The confusion is understandable. Many professionals in the field—yours truly included—regularly switch between the two terms or simply use the wrong one. Why? More on that shortly. First let us inquire, what is the difference between cybersecurity and information security?
Allow me to provide a non-technical analogy.
Everybody knows what a dog is, right? (One is sleeping next to me as I write this.) Regularly, we refer to dogs as canines. In fact, we act as if canine is simply a fancy word for dog. Here’s the thing… Dogs and canines aren’t necessarily the same thing. Sure, dogs are canines. But wolves, coyotes, and jackals are canines too. Yet when a police cruiser labeled “K-9 Unit” drives by, you would never expect a 120-pound wolf to stick its head out the window. Yet, despite the inaccuracy we still regularly treat dog and canine as synonyms in English.
In this analogy cybersecurity is the dog and information security is the canine. Cybersecurity involves confidentiality, integrity, and availability—known as the CIA Triad—for computer systems and networks. Information security is broader, encompassing domains such as identity and asset management (IAM), security assurance, security architecture, and more. Cybersecurity is part of information security, but information security is bigger than just cybersecurity.
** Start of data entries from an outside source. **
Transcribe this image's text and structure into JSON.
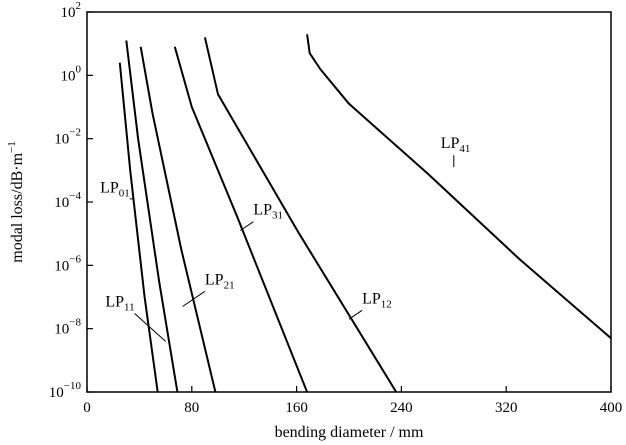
{
  "chart_data": {
    "type": "line",
    "title": "",
    "xlabel": "bending diameter / mm",
    "ylabel_main": "modal  loss/dB·m",
    "ylabel_exponent": "−1",
    "xlim": [
      0,
      400
    ],
    "ylim_log10": [
      -10,
      2
    ],
    "y_scale": "log",
    "grid": false,
    "x_ticks": [
      0,
      80,
      160,
      240,
      320,
      400
    ],
    "x_tick_labels": [
      "0",
      "80",
      "160",
      "240",
      "320",
      "400"
    ],
    "y_ticks_log10": [
      -10,
      -8,
      -6,
      -4,
      -2,
      0,
      2
    ],
    "y_tick_labels": [
      {
        "base": "10",
        "exp": "−10"
      },
      {
        "base": "10",
        "exp": "−8"
      },
      {
        "base": "10",
        "exp": "−6"
      },
      {
        "base": "10",
        "exp": "−4"
      },
      {
        "base": "10",
        "exp": "−2"
      },
      {
        "base": "10",
        "exp": "0"
      },
      {
        "base": "10",
        "exp": "2"
      }
    ],
    "series": [
      {
        "name": "LP01",
        "label_main": "LP",
        "label_sub": "01",
        "x": [
          25,
          33,
          44,
          54
        ],
        "y_log10": [
          0.4,
          -3.0,
          -7.0,
          -10
        ]
      },
      {
        "name": "LP11",
        "label_main": "LP",
        "label_sub": "11",
        "x": [
          30,
          39,
          55,
          69
        ],
        "y_log10": [
          1.1,
          -2.0,
          -6.5,
          -10
        ]
      },
      {
        "name": "LP21",
        "label_main": "LP",
        "label_sub": "21",
        "x": [
          41,
          50,
          72,
          98
        ],
        "y_log10": [
          0.9,
          -1.2,
          -5.5,
          -10
        ]
      },
      {
        "name": "LP31",
        "label_main": "LP",
        "label_sub": "31",
        "x": [
          67,
          80,
          115,
          168
        ],
        "y_log10": [
          0.9,
          -1.0,
          -4.5,
          -10
        ]
      },
      {
        "name": "LP12",
        "label_main": "LP",
        "label_sub": "12",
        "x": [
          90,
          100,
          162,
          236
        ],
        "y_log10": [
          1.2,
          -0.6,
          -5.0,
          -10
        ]
      },
      {
        "name": "LP41",
        "label_main": "LP",
        "label_sub": "41",
        "x": [
          168,
          170,
          178,
          200,
          260,
          330,
          400
        ],
        "y_log10": [
          1.3,
          0.7,
          0.2,
          -0.9,
          -3.1,
          -5.8,
          -8.3
        ]
      }
    ],
    "annotations": [
      {
        "series": "LP01",
        "label_x": 10,
        "label_y_log10": -3.7,
        "arrow_to_x": 35,
        "arrow_to_y_log10": -3.9
      },
      {
        "series": "LP11",
        "label_x": 14,
        "label_y_log10": -7.3,
        "arrow_to_x": 60,
        "arrow_to_y_log10": -8.4
      },
      {
        "series": "LP21",
        "label_x": 90,
        "label_y_log10": -6.6,
        "arrow_to_x": 73,
        "arrow_to_y_log10": -7.3
      },
      {
        "series": "LP31",
        "label_x": 127,
        "label_y_log10": -4.4,
        "arrow_to_x": 117,
        "arrow_to_y_log10": -4.9
      },
      {
        "series": "LP12",
        "label_x": 210,
        "label_y_log10": -7.2,
        "arrow_to_x": 200,
        "arrow_to_y_log10": -7.7
      },
      {
        "series": "LP41",
        "label_x": 270,
        "label_y_log10": -2.3,
        "arrow_to_x": 280,
        "arrow_to_y_log10": -2.9
      }
    ]
  }
}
So why do professionals in the field mix the two up? Largely because cybersecurity has developed a brand and awareness. Everyone has heard of cybersecurity nowadays. Even if they cannot explain precisely what cybersecurity is, they know it has to do with stopping bad guys on computers. It took a few decades for cybersecurity to enter the public’s consciousness. Thus it’s simpler to say cybersecurity, when you really mean information security.
Cybersecurity is part of information security, but information security is bigger than just cybersecurity.
To be fair, as people move around in their career, they may move from a cybersecurity role to an information security role, then back to another cybersecurity role. Of note however, the top job in this field is called the Chief Information Security Officer (CISO), not the Chief Cybersecurity Officer.
While professionals in the field are capable of in-depth discussions about the difference between cybersecurity and information security, rest assured that our friends and families have little interest in hearing them. Thus, if you bump into us at a barbecue, we’re likely to just say we work in cybersecurity. Even though we know, it’s an imperfect answer.